Re-reading the original Sherlock Holmes stories. Charles Augustus Milverton is a standout among the canon for how different it is. It offers new aspects to Holmes and Watson we hadn’t previously seen.
Facts of the case: A woman hires Holmes to help her after she’s been blackmailed. The culprit is Charles Augustus Milverton, a serial blackmailer who seemingly has info on everyone in London. To outsmart Milverton, Holmes must beat him at his own game, which means breaking all sorts of laws and personal moral codes.
Great detective: Holmes not only indulges in burglary to get at Milverton, but he also poses as a plumber to seduce and even get engaged to Milverton’s maid. Once he has the info he needs, the poor woman is out of the story just like that.
Good doctor: Watson is thoroughly ticked off when he learns what Holmes is up to, threatening to turn Holmes in to the police. He eventually comes around, tagging along with Holmes for some breaking and entering. Watson even makes matching black masks for them to wear!
Who’s at the door: Inspector Lestrade shows up at the end, now referred to as “Mr. Lestrade.” He has a passive interest in this case, too satisfied that justice was served to launch a full investigation.
Action hero: Holmes and Watson don black masks to break into their enemy’s home at night. It’s classic heist action, building up to a grisly confrontation.
Yes this is canon: Courtesy of Lestrade, we get a physical description of Watson — middle-sized, strongly built, square jaw, thick neck, with a moustache.

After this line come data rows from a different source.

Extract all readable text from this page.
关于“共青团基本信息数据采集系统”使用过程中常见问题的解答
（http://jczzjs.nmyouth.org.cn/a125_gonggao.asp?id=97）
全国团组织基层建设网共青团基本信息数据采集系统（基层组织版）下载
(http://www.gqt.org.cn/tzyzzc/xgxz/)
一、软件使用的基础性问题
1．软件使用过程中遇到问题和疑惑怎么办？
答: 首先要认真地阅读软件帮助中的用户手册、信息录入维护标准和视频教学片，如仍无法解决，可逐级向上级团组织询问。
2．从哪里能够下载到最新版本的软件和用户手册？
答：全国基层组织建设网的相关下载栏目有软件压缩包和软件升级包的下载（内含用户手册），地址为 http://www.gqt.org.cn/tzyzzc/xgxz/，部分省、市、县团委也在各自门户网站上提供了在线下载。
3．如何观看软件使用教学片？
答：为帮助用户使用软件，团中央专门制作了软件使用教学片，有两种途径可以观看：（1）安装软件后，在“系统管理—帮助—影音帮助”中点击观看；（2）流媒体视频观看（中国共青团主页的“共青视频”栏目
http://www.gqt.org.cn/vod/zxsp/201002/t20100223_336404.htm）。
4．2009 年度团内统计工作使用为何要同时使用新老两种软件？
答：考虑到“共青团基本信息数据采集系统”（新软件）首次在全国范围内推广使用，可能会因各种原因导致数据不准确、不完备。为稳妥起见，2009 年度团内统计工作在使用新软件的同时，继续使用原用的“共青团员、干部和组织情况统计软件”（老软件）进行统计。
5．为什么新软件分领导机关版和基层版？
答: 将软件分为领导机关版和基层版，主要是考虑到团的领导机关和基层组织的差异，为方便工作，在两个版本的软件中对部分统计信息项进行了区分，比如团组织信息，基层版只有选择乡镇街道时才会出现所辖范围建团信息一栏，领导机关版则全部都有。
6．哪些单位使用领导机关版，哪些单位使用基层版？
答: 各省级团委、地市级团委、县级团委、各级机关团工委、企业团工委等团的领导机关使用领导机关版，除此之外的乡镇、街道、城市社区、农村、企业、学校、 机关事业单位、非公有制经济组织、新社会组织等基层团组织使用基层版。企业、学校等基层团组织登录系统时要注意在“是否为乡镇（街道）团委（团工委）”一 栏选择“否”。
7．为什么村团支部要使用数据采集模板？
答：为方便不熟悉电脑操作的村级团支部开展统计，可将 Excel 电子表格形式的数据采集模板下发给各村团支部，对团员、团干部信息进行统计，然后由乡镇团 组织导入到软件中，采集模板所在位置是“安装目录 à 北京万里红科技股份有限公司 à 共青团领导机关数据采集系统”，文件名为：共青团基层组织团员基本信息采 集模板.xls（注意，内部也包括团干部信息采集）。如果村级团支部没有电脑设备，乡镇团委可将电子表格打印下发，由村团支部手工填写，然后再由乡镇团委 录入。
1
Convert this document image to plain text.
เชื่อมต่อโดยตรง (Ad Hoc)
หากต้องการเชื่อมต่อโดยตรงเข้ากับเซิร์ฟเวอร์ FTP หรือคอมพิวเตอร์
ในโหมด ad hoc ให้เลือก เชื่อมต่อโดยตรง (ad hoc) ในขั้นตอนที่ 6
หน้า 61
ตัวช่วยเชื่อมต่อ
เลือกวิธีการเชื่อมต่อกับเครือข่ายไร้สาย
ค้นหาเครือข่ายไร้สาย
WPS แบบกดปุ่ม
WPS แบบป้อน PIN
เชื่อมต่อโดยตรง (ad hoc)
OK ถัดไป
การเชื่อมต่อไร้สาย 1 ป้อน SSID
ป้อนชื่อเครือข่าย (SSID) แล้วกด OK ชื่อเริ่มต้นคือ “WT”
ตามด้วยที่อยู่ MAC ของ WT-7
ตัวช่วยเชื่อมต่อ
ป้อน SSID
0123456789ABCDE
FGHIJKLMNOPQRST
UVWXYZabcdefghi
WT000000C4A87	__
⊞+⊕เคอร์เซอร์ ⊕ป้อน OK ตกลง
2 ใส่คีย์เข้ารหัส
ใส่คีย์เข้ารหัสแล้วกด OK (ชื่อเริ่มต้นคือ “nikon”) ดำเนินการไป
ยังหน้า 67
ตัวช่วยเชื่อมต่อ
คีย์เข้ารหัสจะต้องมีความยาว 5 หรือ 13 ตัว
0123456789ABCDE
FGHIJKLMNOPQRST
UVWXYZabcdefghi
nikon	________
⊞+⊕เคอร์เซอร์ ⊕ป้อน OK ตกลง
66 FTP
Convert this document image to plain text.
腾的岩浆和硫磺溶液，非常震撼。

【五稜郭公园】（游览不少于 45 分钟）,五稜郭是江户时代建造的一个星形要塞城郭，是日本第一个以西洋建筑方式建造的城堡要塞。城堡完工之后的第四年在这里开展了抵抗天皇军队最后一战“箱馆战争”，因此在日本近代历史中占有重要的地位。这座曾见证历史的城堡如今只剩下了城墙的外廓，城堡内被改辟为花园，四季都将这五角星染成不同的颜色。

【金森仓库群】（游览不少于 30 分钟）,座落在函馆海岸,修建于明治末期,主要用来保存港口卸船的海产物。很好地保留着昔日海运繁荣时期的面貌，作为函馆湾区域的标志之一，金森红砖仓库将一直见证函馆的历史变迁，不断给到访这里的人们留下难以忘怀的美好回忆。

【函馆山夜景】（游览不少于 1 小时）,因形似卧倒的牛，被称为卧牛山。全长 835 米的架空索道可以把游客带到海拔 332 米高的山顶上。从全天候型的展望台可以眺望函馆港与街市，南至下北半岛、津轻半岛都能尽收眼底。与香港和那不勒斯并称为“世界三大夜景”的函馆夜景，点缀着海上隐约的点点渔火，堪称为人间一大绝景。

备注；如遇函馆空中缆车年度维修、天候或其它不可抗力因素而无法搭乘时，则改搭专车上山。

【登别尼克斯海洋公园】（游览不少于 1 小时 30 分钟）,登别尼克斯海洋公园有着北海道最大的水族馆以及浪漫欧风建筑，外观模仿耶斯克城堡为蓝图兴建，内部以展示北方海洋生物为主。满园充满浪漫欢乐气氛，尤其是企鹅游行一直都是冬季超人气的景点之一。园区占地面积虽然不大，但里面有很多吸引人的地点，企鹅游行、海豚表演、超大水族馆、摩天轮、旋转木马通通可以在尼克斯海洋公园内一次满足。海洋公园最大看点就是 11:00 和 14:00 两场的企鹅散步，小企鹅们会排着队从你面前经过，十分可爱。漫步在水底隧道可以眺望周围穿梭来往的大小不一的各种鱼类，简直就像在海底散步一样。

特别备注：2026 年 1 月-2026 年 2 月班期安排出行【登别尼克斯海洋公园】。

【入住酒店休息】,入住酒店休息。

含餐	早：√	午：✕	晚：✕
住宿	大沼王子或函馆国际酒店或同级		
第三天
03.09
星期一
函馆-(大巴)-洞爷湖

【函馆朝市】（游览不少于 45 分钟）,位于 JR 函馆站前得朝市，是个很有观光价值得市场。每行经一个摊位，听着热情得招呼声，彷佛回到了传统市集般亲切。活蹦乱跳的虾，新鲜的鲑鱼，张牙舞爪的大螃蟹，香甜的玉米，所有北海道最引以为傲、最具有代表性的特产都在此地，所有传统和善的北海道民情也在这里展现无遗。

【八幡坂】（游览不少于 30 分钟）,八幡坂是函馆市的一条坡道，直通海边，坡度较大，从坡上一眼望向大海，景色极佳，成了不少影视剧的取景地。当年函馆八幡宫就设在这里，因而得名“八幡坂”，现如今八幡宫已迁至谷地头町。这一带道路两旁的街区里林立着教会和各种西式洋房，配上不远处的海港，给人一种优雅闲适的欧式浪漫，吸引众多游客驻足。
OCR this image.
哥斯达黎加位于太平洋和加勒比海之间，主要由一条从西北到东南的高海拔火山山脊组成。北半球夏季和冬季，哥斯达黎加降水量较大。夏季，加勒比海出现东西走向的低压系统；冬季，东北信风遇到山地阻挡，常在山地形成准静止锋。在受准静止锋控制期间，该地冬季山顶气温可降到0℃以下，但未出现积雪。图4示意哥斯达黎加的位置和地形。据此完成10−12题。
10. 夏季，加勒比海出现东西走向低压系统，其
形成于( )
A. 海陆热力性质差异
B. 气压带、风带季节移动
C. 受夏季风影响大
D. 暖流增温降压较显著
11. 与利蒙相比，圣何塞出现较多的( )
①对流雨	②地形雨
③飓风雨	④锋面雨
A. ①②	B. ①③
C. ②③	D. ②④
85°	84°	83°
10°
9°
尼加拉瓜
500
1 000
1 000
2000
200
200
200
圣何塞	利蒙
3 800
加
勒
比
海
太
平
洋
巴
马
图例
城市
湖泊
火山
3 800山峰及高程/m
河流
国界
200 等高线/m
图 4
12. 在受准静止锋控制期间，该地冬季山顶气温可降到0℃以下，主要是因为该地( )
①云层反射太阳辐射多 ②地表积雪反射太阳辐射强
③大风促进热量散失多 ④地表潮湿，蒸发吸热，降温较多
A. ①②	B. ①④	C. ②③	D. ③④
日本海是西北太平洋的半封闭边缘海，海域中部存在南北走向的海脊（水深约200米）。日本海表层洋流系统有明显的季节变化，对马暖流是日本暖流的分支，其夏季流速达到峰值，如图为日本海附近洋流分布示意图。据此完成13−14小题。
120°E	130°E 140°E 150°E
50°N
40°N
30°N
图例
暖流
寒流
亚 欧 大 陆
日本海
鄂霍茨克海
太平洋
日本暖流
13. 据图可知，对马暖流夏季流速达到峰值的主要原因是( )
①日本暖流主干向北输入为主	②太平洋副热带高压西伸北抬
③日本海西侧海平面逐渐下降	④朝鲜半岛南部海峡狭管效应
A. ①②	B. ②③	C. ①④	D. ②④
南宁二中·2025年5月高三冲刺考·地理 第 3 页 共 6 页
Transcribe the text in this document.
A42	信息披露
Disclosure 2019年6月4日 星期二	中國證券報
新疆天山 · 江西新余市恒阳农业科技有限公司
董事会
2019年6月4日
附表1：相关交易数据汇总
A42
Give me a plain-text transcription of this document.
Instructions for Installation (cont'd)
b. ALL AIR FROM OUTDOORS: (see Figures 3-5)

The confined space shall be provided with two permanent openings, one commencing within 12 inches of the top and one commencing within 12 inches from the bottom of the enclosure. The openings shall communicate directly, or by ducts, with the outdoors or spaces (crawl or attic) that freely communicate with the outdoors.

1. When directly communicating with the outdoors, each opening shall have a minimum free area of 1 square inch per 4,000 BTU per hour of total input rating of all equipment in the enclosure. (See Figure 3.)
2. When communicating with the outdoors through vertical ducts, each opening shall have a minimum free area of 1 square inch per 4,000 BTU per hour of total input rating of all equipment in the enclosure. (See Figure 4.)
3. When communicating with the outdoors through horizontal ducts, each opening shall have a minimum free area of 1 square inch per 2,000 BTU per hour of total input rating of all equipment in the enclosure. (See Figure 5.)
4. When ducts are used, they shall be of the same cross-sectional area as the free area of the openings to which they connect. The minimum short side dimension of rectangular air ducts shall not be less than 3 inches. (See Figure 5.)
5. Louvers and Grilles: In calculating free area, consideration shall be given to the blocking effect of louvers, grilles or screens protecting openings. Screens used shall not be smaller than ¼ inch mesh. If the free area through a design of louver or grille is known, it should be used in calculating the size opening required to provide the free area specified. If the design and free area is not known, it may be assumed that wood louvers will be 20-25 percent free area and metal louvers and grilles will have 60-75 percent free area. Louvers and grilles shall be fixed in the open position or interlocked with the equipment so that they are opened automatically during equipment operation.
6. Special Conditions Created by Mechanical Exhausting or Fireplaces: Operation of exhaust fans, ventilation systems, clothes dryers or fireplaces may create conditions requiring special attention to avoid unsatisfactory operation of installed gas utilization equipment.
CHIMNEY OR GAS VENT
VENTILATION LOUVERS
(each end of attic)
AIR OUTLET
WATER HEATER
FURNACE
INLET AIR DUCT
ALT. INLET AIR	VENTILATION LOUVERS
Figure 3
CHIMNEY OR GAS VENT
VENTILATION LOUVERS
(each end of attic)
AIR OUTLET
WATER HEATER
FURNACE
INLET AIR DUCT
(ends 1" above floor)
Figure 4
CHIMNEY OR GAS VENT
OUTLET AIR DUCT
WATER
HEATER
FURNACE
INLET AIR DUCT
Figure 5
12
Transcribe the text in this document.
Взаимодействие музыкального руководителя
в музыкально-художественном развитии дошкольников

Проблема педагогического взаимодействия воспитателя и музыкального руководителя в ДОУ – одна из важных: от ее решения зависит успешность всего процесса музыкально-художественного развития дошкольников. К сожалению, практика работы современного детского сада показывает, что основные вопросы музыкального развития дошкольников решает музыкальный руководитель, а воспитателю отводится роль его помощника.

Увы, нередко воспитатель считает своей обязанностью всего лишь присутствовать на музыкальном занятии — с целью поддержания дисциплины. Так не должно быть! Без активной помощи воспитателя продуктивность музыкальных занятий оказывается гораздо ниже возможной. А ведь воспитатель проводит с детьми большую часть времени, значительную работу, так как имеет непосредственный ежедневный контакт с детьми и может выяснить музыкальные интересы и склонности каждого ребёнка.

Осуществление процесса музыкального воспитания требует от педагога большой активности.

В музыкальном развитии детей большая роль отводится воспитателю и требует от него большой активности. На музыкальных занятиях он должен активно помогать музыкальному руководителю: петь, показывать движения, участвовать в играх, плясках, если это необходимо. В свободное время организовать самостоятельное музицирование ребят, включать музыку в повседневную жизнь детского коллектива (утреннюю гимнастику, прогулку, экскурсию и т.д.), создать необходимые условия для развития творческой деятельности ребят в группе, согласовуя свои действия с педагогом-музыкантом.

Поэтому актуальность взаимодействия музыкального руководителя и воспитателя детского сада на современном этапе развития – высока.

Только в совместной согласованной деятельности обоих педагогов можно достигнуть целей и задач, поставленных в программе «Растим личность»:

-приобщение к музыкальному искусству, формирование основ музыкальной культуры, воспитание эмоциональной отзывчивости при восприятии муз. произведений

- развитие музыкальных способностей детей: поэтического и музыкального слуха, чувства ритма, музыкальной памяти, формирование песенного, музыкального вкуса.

Indubitably: There’s a lot of trivia out there about how this story came to be. Some say it’s based on a real-life blackmail case, others say it’s based on a time Arthur Conan Doyle’s was robbed, and others argue that it’s a parody of the then-popular Raffles stories (about a gentleman thief). What makes it fun is how Holmes indulges his dark side, temporarily living life as the type of criminal he normally pursues. Fun, fast-paced, and fascinating.